I believe that you can change the behavior through attributes and .config files. I recommend you get a good book on the subject. I spun my wheels in the sand a long time trying to get bits and pieces of information about WCF from the web.
To clearify:
I was checking the wrong property here. Because code would be executed under the WindowsIdentity.GetCurrent() identity.
By default this is NOT the same as the caller (which is in Thread.CurrentPrincipal.Identity).
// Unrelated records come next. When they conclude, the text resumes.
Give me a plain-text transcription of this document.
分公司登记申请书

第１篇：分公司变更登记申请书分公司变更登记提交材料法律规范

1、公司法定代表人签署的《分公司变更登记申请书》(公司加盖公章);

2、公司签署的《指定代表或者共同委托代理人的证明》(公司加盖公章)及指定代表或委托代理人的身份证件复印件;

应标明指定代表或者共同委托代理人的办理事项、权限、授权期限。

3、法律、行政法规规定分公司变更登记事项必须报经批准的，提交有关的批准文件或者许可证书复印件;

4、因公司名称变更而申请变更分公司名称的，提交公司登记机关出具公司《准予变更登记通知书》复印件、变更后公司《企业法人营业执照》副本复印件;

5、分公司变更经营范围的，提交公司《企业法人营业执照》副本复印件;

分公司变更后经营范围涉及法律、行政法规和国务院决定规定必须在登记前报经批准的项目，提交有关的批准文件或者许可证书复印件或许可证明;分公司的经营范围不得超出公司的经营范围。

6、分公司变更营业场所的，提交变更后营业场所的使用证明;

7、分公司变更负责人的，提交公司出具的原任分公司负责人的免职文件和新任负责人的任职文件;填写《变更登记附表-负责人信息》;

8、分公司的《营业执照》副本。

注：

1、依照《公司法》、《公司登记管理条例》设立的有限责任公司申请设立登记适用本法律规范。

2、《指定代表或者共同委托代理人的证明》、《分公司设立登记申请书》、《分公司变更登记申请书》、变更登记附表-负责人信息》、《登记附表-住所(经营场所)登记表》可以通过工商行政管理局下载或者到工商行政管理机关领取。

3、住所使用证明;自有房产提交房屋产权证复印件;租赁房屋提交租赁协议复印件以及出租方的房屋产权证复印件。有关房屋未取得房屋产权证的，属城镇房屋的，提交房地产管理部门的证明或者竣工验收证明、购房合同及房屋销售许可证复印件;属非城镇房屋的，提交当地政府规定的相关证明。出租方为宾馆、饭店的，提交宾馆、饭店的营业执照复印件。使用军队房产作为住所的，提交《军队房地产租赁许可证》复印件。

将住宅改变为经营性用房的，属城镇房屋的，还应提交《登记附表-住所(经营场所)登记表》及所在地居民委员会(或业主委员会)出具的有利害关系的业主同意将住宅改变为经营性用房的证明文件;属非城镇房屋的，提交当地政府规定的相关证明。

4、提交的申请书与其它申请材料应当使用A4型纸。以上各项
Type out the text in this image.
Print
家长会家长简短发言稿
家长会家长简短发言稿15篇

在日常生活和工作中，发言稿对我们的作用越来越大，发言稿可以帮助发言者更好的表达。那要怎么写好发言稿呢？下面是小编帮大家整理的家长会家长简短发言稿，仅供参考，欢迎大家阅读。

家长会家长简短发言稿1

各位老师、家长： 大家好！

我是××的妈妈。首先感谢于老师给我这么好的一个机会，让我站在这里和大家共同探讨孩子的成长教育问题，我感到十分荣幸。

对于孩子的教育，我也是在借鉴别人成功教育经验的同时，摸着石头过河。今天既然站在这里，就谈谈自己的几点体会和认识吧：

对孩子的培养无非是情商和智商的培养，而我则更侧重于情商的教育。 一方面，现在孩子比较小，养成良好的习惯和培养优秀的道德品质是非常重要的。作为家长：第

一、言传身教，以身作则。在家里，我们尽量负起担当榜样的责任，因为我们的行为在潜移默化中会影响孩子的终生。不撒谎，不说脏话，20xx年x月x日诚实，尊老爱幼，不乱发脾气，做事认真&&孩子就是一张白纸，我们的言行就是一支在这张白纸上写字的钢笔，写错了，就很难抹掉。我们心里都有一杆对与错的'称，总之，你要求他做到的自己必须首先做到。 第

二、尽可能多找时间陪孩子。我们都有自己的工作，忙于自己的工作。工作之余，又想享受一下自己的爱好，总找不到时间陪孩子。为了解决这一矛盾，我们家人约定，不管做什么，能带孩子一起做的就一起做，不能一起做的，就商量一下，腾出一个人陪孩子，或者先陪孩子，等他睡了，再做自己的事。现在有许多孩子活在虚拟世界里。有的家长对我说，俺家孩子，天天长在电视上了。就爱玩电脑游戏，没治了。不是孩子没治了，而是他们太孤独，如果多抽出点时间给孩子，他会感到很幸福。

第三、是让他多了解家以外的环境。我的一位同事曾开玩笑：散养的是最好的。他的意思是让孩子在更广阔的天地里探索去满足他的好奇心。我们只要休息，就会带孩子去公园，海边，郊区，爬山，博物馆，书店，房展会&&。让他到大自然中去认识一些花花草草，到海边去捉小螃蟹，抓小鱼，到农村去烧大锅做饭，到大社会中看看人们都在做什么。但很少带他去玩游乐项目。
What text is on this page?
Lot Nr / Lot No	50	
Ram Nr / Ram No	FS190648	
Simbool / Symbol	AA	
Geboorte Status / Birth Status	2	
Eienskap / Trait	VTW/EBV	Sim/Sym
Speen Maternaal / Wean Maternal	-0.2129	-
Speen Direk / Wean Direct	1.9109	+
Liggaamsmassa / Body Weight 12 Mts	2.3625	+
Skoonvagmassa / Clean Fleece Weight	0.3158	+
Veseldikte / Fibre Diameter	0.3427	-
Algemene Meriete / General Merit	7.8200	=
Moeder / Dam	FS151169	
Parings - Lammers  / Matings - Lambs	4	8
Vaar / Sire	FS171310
If you want this behaviour you can control this with:
host.Authorization.ImpersonateCallerForAllOperations = true;
and
[OperationBehavior(Impersonation = ImpersonationOption.Required)]
We actually have integrated security set at the website, and then any calls from the website to the WCF service we wrap in:
using (((WindowsIdentity)HttpContext.Current.User.Identity).Impersonate())
{
That makes sure the credentials of the logged in user are passed through, rather than the IIS app pool credentials.
Works like magic!
More information is needed, but I'm guessing that it's somewhere in the configuration for the binding on either the server side or the client side that impersonation is enabled. When adding service references, svcutil.exe is VERY aggressive in setting EVERY possible binding property in configuration.
If you could provide more information for the configuration on the server and client side, it would be appreciated.